VÍDEO: GCM usa spray de pimenta e gás lacrimogênio para dispersar bloco no Butantã, na Zona Oeste de SP
18/02/2026
(Foto: Reprodução) GCM usa spray de pimenta e gás lacrimogênio para dispersar bloco no Butantã
A Guarda Civil Metropolitana (GCM) usou bombas de gás lacrimogênio e spray de pimenta contra foliões do bloco Vai Quem Qué, na noite de terça-feira (17), na Praça Boturoca, na região do Butantã, Zona Oeste de São Paulo.
Imagens que circulam nas redes sociais mostram participantes tossindo e cobrindo o rosto com camisetas e panos. Para fugir do gás, muitos correram e buscaram abrigo em bares e restaurantes no entorno da praça. (Veja acima.)

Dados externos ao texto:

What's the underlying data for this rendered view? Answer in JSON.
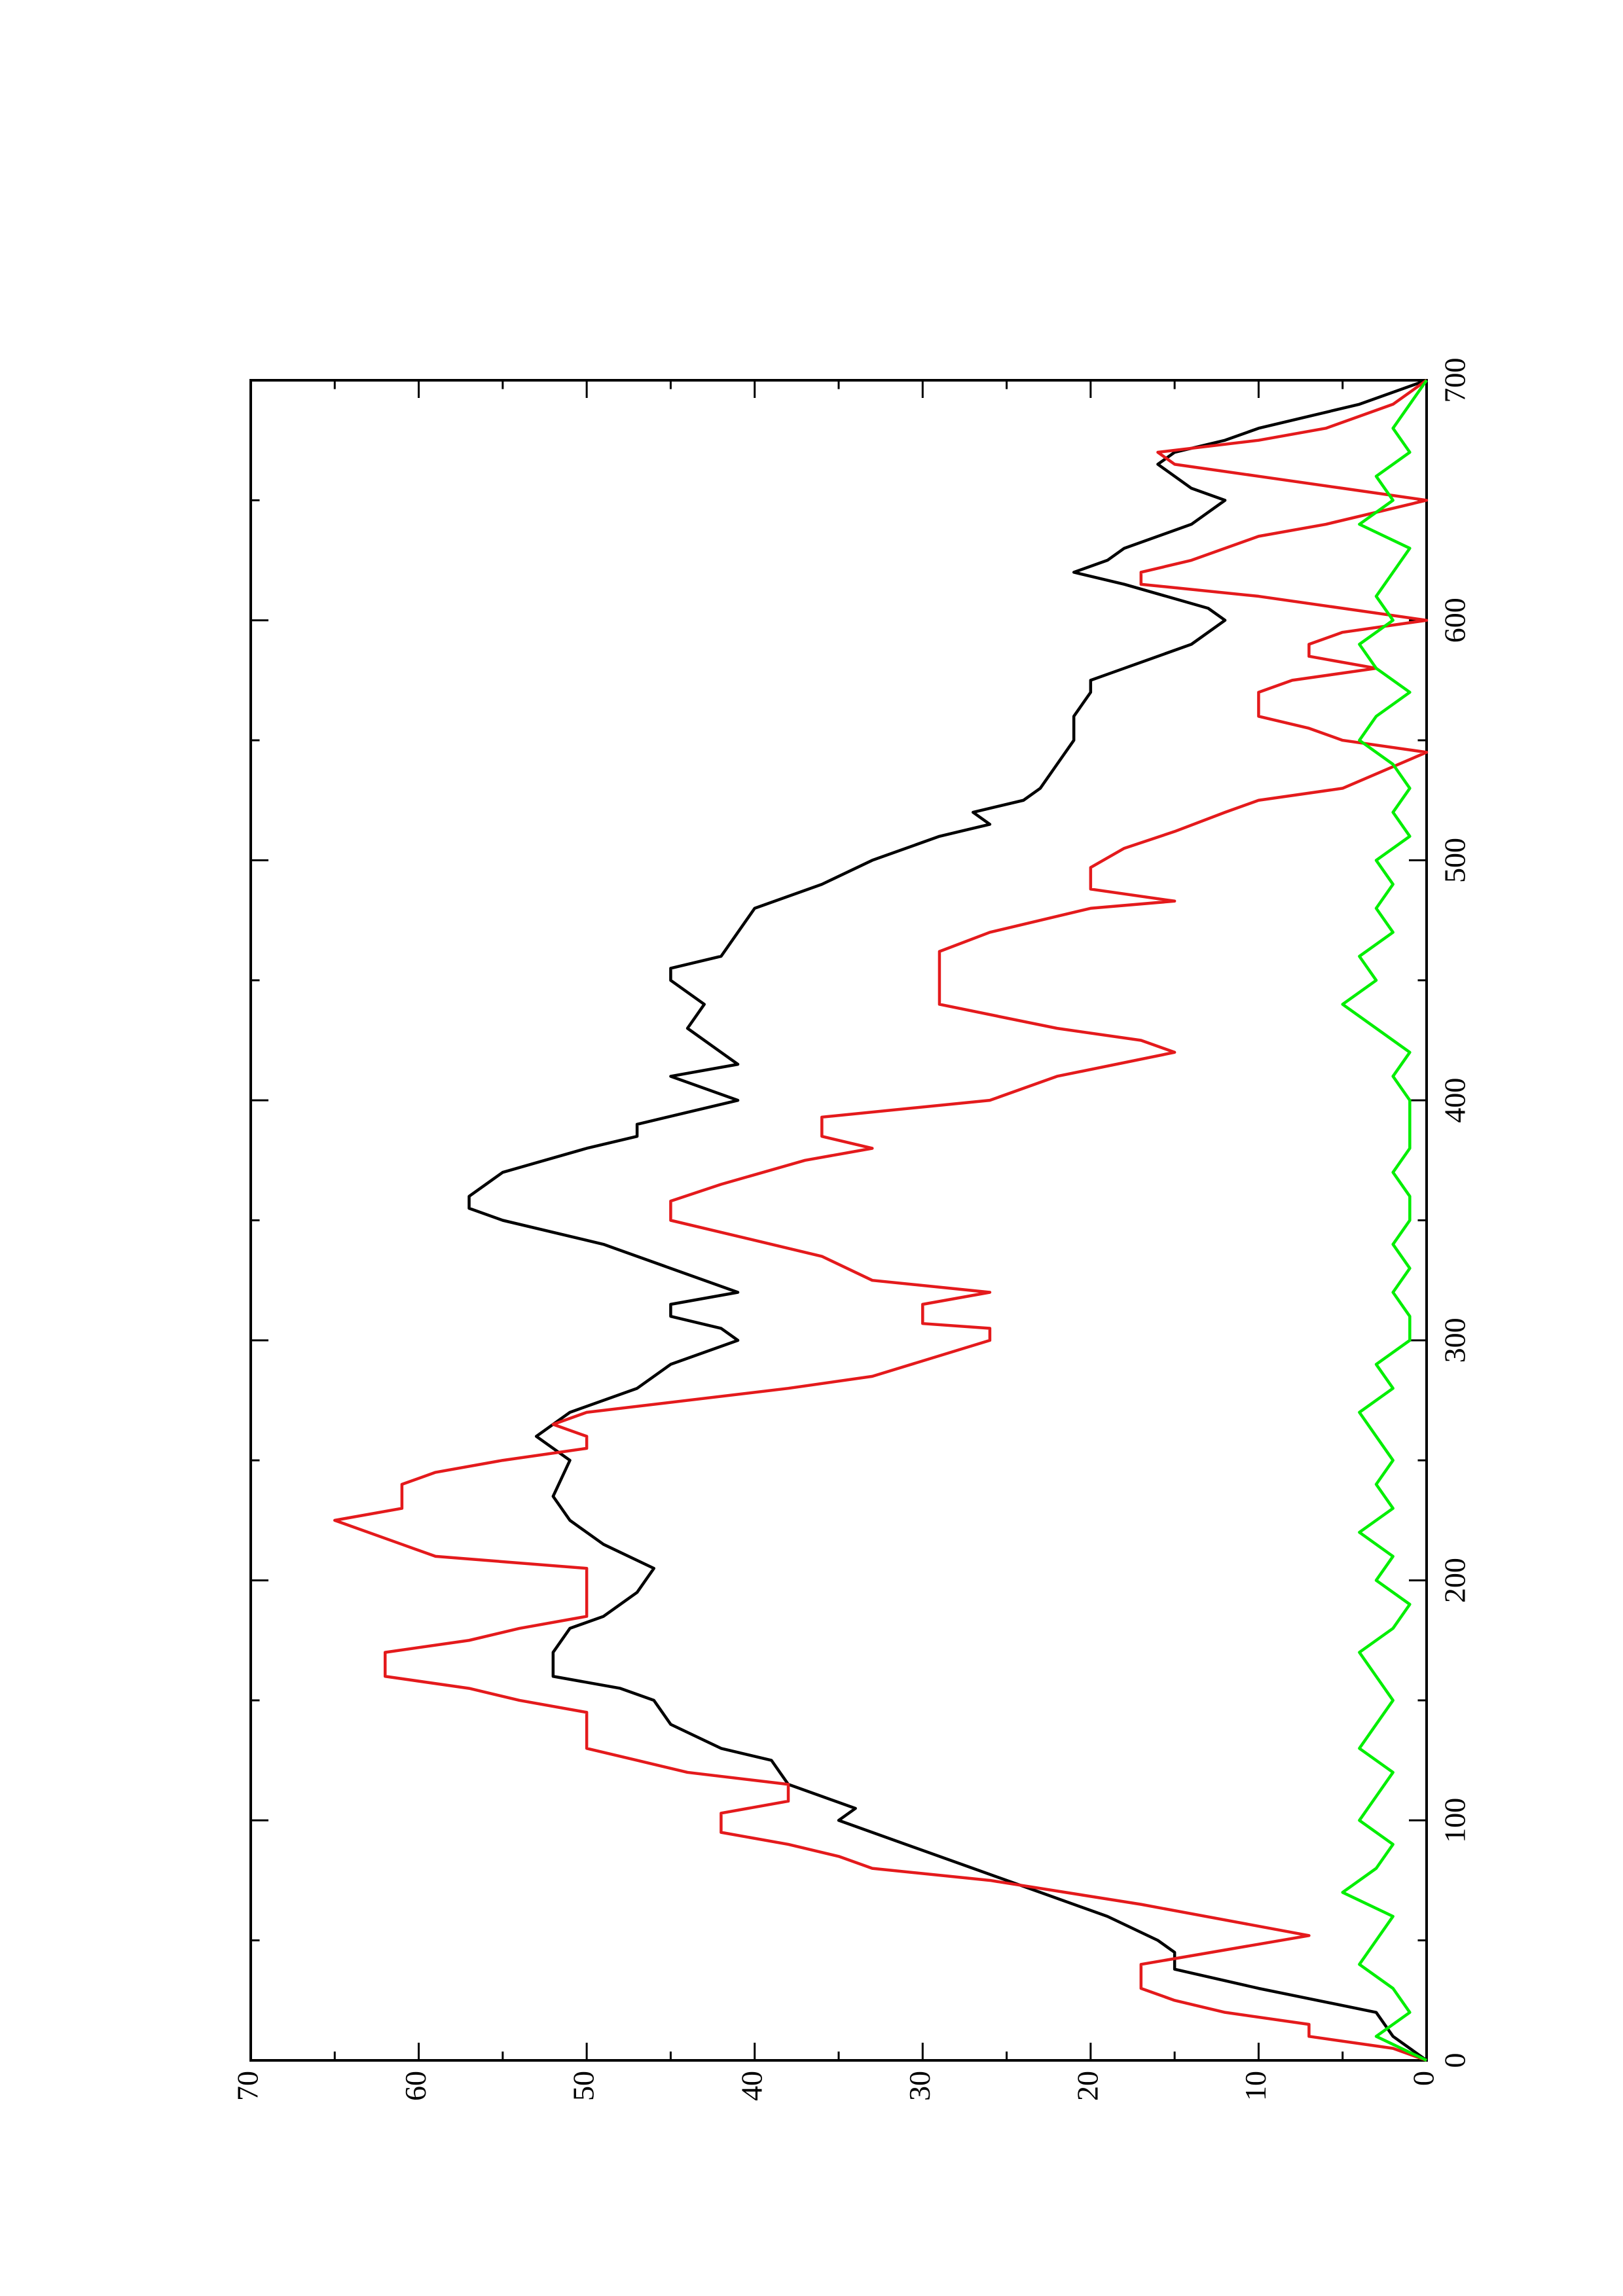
{
  "chart_data": {
    "type": "line",
    "xlim": [
      0,
      700
    ],
    "xticks": [
      0,
      100,
      200,
      300,
      400,
      500,
      600,
      700
    ],
    "ylim": [
      0,
      70
    ],
    "yticks": [
      0,
      10,
      20,
      30,
      40,
      50,
      60,
      70
    ],
    "series": [
      {
        "color": "#000000",
        "x": [
          0,
          10,
          20,
          30,
          38,
          45,
          50,
          60,
          70,
          80,
          90,
          95,
          100,
          105,
          110,
          115,
          125,
          130,
          140,
          150,
          155,
          160,
          170,
          180,
          185,
          190,
          195,
          205,
          215,
          225,
          235,
          250,
          260,
          265,
          270,
          280,
          290,
          300,
          305,
          310,
          315,
          320,
          330,
          340,
          350,
          355,
          360,
          365,
          370,
          380,
          385,
          390,
          395,
          400,
          410,
          415,
          420,
          430,
          440,
          450,
          455,
          460,
          470,
          480,
          490,
          500,
          510,
          515,
          520,
          525,
          530,
          540,
          550,
          560,
          570,
          575,
          580,
          590,
          600,
          605,
          615,
          620,
          625,
          630,
          640,
          645,
          650,
          655,
          665,
          670,
          675,
          680,
          690,
          700
        ],
        "values": [
          0,
          2,
          3,
          10,
          15,
          15,
          16,
          19,
          23,
          27,
          31,
          33,
          35,
          34,
          36,
          38,
          39,
          42,
          45,
          46,
          48,
          52,
          52,
          51,
          49,
          48,
          47,
          46,
          49,
          51,
          52,
          51,
          53,
          52,
          51,
          47,
          45,
          41,
          42,
          45,
          45,
          41,
          45,
          49,
          55,
          57,
          57,
          56,
          55,
          50,
          47,
          47,
          44,
          41,
          45,
          41,
          42,
          44,
          43,
          45,
          45,
          42,
          41,
          40,
          36,
          33,
          29,
          26,
          27,
          24,
          23,
          22,
          21,
          21,
          20,
          20,
          18,
          14,
          12,
          13,
          18,
          21,
          19,
          18,
          14,
          13,
          12,
          14,
          16,
          15,
          12,
          10,
          4,
          0
        ]
      },
      {
        "color": "#e41a1c",
        "x": [
          0,
          5,
          10,
          15,
          20,
          25,
          30,
          40,
          52,
          65,
          75,
          80,
          85,
          90,
          95,
          103,
          108,
          115,
          120,
          125,
          130,
          145,
          150,
          155,
          160,
          170,
          175,
          180,
          185,
          205,
          210,
          215,
          225,
          230,
          240,
          245,
          250,
          255,
          260,
          265,
          270,
          280,
          285,
          300,
          305,
          307,
          315,
          320,
          325,
          335,
          345,
          350,
          358,
          365,
          375,
          380,
          385,
          393,
          400,
          410,
          420,
          425,
          430,
          440,
          462,
          470,
          480,
          483,
          488,
          497,
          505,
          512,
          520,
          525,
          530,
          545,
          550,
          555,
          560,
          570,
          575,
          580,
          585,
          590,
          595,
          600,
          605,
          610,
          615,
          620,
          625,
          635,
          640,
          650,
          655,
          660,
          665,
          670,
          675,
          680,
          690,
          700
        ],
        "values": [
          0,
          2,
          7,
          7,
          12,
          15,
          17,
          17,
          7,
          17,
          26,
          33,
          35,
          38,
          42,
          42,
          38,
          38,
          44,
          47,
          50,
          50,
          54,
          57,
          62,
          62,
          57,
          54,
          50,
          50,
          59,
          61,
          65,
          61,
          61,
          59,
          55,
          50,
          50,
          52,
          50,
          38,
          33,
          26,
          26,
          30,
          30,
          26,
          33,
          36,
          42,
          45,
          45,
          42,
          37,
          33,
          36,
          36,
          26,
          22,
          15,
          17,
          22,
          29,
          29,
          26,
          20,
          15,
          20,
          20,
          18,
          15,
          12,
          10,
          5,
          0,
          5,
          7,
          10,
          10,
          8,
          3,
          7,
          7,
          5,
          0,
          5,
          10,
          17,
          17,
          14,
          10,
          6,
          0,
          5,
          10,
          15,
          16,
          10,
          6,
          2,
          0
        ]
      },
      {
        "color": "#00ee00",
        "x": [
          0,
          10,
          20,
          30,
          40,
          50,
          60,
          70,
          80,
          90,
          100,
          110,
          120,
          130,
          140,
          150,
          160,
          170,
          180,
          190,
          200,
          210,
          220,
          230,
          240,
          250,
          260,
          270,
          280,
          290,
          300,
          310,
          320,
          330,
          340,
          350,
          360,
          370,
          380,
          390,
          400,
          410,
          420,
          430,
          440,
          450,
          460,
          470,
          480,
          490,
          500,
          510,
          520,
          530,
          540,
          550,
          560,
          570,
          580,
          590,
          600,
          610,
          620,
          630,
          640,
          650,
          660,
          670,
          680,
          690,
          700
        ],
        "values": [
          0,
          3,
          1,
          2,
          4,
          3,
          2,
          5,
          3,
          2,
          4,
          3,
          2,
          4,
          3,
          2,
          3,
          4,
          2,
          1,
          3,
          2,
          4,
          2,
          3,
          2,
          3,
          4,
          2,
          3,
          1,
          1,
          2,
          1,
          2,
          1,
          1,
          2,
          1,
          1,
          1,
          2,
          1,
          3,
          5,
          3,
          4,
          2,
          3,
          2,
          3,
          1,
          2,
          1,
          2,
          4,
          3,
          1,
          3,
          4,
          2,
          3,
          2,
          1,
          4,
          2,
          3,
          1,
          2,
          1,
          0
        ]
      }
    ]
  }
}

Uma integrante do bloco afirmou que uma funcionária da prefeitura, da área de zeladoria, que realizava a varrição após o cortejo, chegou a desmaiar por causa do gás. Procurada, a Secretaria Municipal de Segurança Urbana não se manifestou até a última atualização desta reportagem.
Fundado em 1981, o Vai Quem Qué iniciou a concentração às 13h, na Praça Laerte Garcia da Rosa, e encerrou o percurso às 18h, na Praça Santo Epifânio, seguindo o trajeto e os horários publicados no Diário Oficial do Município.
GCM usa spray de pimenta e gás lacrimogênio para dispersar bloco no Butantã, na terça-feira (17).
Montagem/g1/Reprodução
Segundo o bloco, o equipamento de som foi desligado e recolhido às 18h, quando os foliões já se dispersavam em direção aos bares da região.
De acordo com o Guia de Carnaval de Rua de São Paulo, para que haja dispersão em tempo adequado, o encerramento do desfile e o desligamento dos equipamentos de som devem acontecer, impreterivelmente, até as 18h, e a dispersão total do público deve ocorrer até as 19h.
Segundo a organização, foi no momento da dispersão que agentes da GCM teriam iniciado a ação com uso de gás e bombas.
“Um dos nossos integrantes, que foi tentar dialogar com a GCM, foi espancado. A partir daí, a Guarda escalonou a violência. As imagens publicadas nas redes sociais mostram a desproporção: bombas de efeito moral, gás lacrimogêneo e violência excessiva contra o carnaval de rua”, afirmou o bloco em comunicado oficial.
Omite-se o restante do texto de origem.